Professor Andy Grogan-Kaylor is quoted in a feature in The Lancet Child & Adolescent Health titled “The strange endurance of corporal punishment.” The article explores the fact that while corporal punishment of children is an extremely loaded issue that transcends cultures, the research is almost entirely uniform in finding that corporal punishment doesn’t work and has enduring negative effects on children. “Using spanking might buy you an hour of quiet or an hour of better behaviour,” Grogan-Kaylor said. “But over the course of the long term, it'll lead to all kinds of problems.”
Andy Grogan-Kaylor’s team won a Breakthrough Award at the inaugural Psych Tank Funding Competition, hosted by the U-M’s Eisenberg Family Depression Center. The team came in second place, winning $75,000 for their project “Mental health care for ALL kids! What are we waiting for?”
Professor Andrew Grogan-Kaylor’s review of 50 years of research on corporal punishment was cited in a Chicago Tribune article about the return of corporal punishment to a Missouri school district. The review was also cited in an editorial in the Washington Post.
Professor Andy Grogan-Kaylor’s corporal punishment research was cited in the Guardian. Wales and Scotland have recently banned hitting, smacking and slapping children – and the children’s commissioner for England wants to introduce the same ban in England.
The 2016 meta-analysis of more than 160,000 children found that hitting as a form of discipline is ineffective at positively changing a child’s behavior, in the short and the long term. The analysis also found that children who were disciplined with physical punishment were more likely to become aggressive, display antisocial behavior and exhibit mental health problems.
Andrew Grogan-Kaylor has been appointed the Sandra K. Danziger Collegiate Professor of Social Work. His research focuses on scientific knowledge development and intervention research on children and families with the aim of reducing violence against children and improving family and child well-being. He also examines the dynamic interplay of parenting behaviors and their effects on child health and mental health outcomes across socioeconomic contexts, neighborhoods and cultures. A collegiate professorship is a University of Michigan advanced professorial title, which recognizes: a national, or preferably international, reputation in research; a record of exceptional teaching quality and of innovation; and a history of service to the School, the university and the community.

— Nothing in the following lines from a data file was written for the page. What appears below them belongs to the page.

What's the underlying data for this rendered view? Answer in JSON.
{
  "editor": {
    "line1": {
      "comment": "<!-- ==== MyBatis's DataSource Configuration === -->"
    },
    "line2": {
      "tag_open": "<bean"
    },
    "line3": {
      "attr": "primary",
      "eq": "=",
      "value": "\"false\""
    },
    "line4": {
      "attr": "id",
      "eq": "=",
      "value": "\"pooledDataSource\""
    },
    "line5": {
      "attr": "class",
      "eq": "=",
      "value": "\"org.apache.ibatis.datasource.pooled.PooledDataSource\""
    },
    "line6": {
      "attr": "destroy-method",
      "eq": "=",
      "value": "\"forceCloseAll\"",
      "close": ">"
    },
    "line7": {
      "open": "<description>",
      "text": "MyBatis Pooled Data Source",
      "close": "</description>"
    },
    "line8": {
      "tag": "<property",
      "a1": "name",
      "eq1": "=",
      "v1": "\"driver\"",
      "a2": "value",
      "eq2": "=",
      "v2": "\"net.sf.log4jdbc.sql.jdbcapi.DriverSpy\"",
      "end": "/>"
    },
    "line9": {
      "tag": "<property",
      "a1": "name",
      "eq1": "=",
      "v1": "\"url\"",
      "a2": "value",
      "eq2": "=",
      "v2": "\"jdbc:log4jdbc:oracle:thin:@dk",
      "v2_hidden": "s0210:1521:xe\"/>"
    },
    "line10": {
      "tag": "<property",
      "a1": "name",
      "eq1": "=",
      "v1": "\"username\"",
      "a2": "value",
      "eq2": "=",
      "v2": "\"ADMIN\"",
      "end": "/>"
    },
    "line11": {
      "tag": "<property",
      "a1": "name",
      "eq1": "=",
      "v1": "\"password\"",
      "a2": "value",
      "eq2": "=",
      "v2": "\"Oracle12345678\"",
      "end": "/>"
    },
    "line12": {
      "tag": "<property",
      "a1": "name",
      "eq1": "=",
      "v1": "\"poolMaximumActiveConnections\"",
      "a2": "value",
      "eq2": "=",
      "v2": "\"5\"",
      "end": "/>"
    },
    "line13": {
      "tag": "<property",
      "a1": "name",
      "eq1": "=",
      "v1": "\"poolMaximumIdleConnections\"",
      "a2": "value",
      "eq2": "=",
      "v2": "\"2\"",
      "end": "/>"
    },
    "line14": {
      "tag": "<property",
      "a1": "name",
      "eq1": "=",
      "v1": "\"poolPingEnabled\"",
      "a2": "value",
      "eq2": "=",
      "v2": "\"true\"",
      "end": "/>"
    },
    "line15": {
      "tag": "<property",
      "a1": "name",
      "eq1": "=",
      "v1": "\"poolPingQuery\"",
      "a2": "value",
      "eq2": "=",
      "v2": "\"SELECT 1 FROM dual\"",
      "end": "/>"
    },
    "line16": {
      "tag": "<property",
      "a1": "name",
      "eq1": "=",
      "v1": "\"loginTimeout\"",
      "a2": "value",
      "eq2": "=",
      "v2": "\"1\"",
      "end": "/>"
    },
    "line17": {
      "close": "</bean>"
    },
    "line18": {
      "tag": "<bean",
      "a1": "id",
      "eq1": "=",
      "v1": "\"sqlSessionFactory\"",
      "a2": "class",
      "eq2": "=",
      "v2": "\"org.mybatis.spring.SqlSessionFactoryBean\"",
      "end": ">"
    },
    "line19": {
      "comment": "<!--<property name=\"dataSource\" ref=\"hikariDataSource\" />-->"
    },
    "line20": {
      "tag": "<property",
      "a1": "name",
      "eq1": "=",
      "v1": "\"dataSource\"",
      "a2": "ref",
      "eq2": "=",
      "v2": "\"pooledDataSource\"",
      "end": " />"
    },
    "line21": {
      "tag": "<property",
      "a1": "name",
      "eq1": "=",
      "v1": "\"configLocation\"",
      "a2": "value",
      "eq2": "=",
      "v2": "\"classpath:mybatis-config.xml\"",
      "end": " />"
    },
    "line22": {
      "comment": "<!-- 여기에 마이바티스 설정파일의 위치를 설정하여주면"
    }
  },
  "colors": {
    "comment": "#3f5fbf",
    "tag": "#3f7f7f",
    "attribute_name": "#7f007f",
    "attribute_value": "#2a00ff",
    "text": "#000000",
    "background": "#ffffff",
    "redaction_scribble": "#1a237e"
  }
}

Professor Andy Grogan-Kaylor has been chosen as this year’s recipient of the Doctoral Student Organization Faculty Award. Since 2019, doctoral students have collectively selected one professor to honor with the recognition. "Andy has taught and mentored many doctoral students. His approach to teaching methods courses is engaging for students across a range of methodological backgrounds. His courses help us see how methods can be leveraged as a tool to advance social justice. In addition to supporting students through teaching, Andy provides a great deal of support outside the classroom. Throughout my years in the program, I have consistently noticed that doctoral students go to Andy with complex methodological questions. We always come away better equipped to move forward with our research."
Associate Professor Andrew Grogan-Kaylor's meta-analysis of 50 years of research on corporal punishment was key in the recent American Academy of Pediatrics policy update on corporal punishment. The Academy - the largest professional organization for US pediatricians - is taking a strict stance against parents, caregivers and other adults using spanking, hitting or slapping to discipline children. The updated policy statement is the first major revise since 1998.
The New York Times features the American Academy of Pediatrics new most strongly worded policy statement against spanking children. The latest statement stems from a body of research including Associate Professor Andrew Grogan-Kaylor's "Spanking and child outcomes: Old controversies and new meta-analyses".
Associate Professor Andrew Grogan-Kaylor was cited in Germany’s Zeit Online for his meta-analysis of 50 years of research on corporal punishment.
Associate Professor Andrew Grogan-Kaylor’s research on the correlation between neighborhoods and spanking was featured in the Chronicle of Social Change and highlighted as a top story in the NASW Social Work SmartBrief.